The relationship between shapes and emotions transmitted by them based on their position or colour or quantity and establishing the philosophical meaning of non-objective painting is not something new. Nevertheless it took two years for Wassily Kandinsky to crystallize this miraculous discovery. In his book “Point and line to plan” he considers that horizontal and vertical lines tend to be cold and warm respectively so defines a “square” shape to create a balance between the two. He also discusses that small form placed on the top of the plane tends to look lighter and more free, however, large shapes seem to be heavier when placed at the top of the picture. As Paul Overy discusses Kandinsky theory in “Kandinsky: The Language of the Eye”, what Kandinsky means here is that our consciousness of space around us in the real world influences our perception of what we see around us.

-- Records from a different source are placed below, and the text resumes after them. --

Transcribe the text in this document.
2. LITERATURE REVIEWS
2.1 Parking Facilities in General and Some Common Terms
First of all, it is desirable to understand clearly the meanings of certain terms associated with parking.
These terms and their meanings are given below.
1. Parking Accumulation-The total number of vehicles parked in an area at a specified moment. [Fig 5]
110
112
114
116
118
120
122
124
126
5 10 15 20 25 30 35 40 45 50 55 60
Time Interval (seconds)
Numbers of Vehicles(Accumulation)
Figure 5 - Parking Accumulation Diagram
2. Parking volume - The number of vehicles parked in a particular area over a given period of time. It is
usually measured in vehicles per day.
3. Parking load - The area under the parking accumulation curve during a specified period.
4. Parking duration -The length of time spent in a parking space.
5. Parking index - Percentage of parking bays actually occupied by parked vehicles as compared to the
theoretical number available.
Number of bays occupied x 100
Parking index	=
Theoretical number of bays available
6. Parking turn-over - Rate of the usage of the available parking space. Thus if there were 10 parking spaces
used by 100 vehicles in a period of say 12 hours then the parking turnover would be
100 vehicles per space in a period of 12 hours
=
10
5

For example, when we see large shapes at the top of a picture we associate with them the force of gravity pulling them in the sky. Conversely, when we see small objects at the top of a picture it radiates a free spirit like birds in the sky; creating a sense of lightness about the painting.
I found myself enthused in Kandinsky’s theory and wanted to investigate the effect of shapes and their colours on people’s psychology. Are the effects similar for each individual? The key question in this study is, how can we affect people by changing their perception toward the world around them making them experience new situations that they have rarely encountered, through the medium of illusion?